Sebagai hakim karier, Joko memang mendapat jalan lempeng menjadi hakim korupsi. Undang-Undang Pengadilan Tindak Pidana Korupsi mengharuskan ketua pengadilan negeri merangkap ketua pengadilan korupsi di tiap daerah. Hakim karier juga bisa menjadi hakim korupsi jika ditunjuk atasannya. Artinya, tanpa lewat ujian layaknya hakim ad hoc.
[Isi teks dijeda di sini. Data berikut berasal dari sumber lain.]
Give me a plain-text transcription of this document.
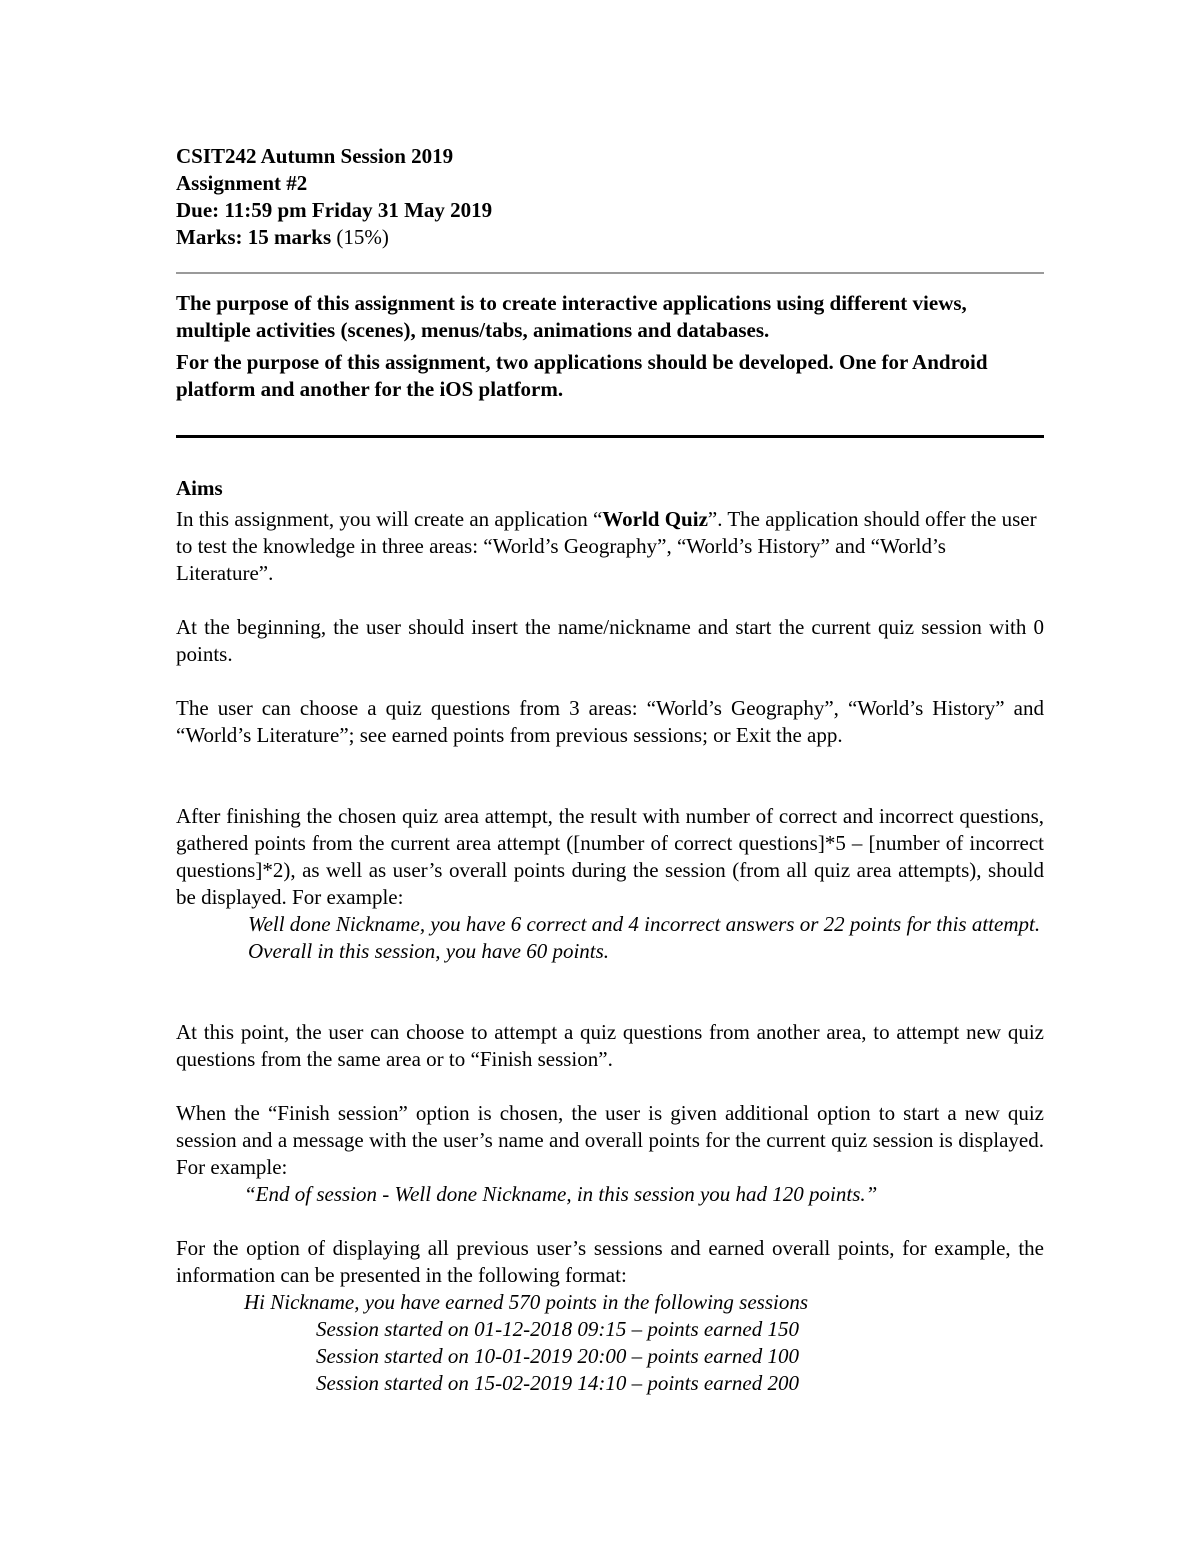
CSIT242 Autumn Session 2019
Assignment #2
Due: 11:59 pm Friday 31 May 2019
Marks: 15 marks (15%)

The purpose of this assignment is to create interactive applications using different views, multiple activities (scenes), menus/tabs, animations and databases.

For the purpose of this assignment, two applications should be developed. One for Android platform and another for the iOS platform.

Aims

In this assignment, you will create an application “World Quiz”. The application should offer the user to test the knowledge in three areas: “World’s Geography”, “World’s History” and “World’s Literature”.

At the beginning, the user should insert the name/nickname and start the current quiz session with 0 points.
The user can choose a quiz questions from 3 areas: “World’s Geography”, “World’s History” and “World’s Literature”; see earned points from previous sessions; or Exit the app.
After finishing the chosen quiz area attempt, the result with number of correct and incorrect questions, gathered points from the current area attempt ([number of correct questions]*5 – [number of incorrect questions]*2), as well as user’s overall points during the session (from all quiz area attempts), should be displayed. For example:

Well done Nickname, you have 6 correct and 4 incorrect answers or 22 points for this attempt.

Overall in this session, you have 60 points.

At this point, the user can choose to attempt a quiz questions from another area, to attempt new quiz questions from the same area or to “Finish session”.
When the “Finish session” option is chosen, the user is given additional option to start a new quiz session and a message with the user’s name and overall points for the current quiz session is displayed. For example:
“End of session - Well done Nickname, in this session you had 120 points.”
For the option of displaying all previous user’s sessions and earned overall points, for example, the information can be presented in the following format:
Hi Nickname, you have earned 570 points in the following sessions
Session started on 01-12-2018 09:15 – points earned 150
Session started on 10-01-2019 20:00 – points earned 100
Session started on 15-02-2019 14:10 – points earned 200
Ketua Mahkamah Agung Harifin Tumpa mengakui adanya bolong-bolong dalam penjaringan hakim korupsi. Seleksi yang diburu tenggat, ujar Harifin, membuat rekrutmen tak optimal. "Kami kecolongan," kata Harifin.

Anggaran seleksi pun amat minim, hanya Rp 2,5 miliar untuk pengadaan hakim di 33 provinsi. Masyarakat Pemantau Peradilan Universitas Indonesia (Mappi), misalnya, dilibatkan secara dadakan. "Kami diberi waktu dua pekan untuk mengungkap latar belakang 75 calon hakim," kata Hasril Hertanto, Ketua Mappi.

Dengan waktu sempit dan ketiadaan data, Hasril tak bisa mengorek terlalu jauh latar belakang calon hakim. Proses seleksi pada akhir 2009 saat libur panjang juga menyulitkan tim seleksi. Saat uji publik, tak banyak juga masukan dari masyarakat. "Data yang masuk hanya dukungan terhadap calon," kata Hasril.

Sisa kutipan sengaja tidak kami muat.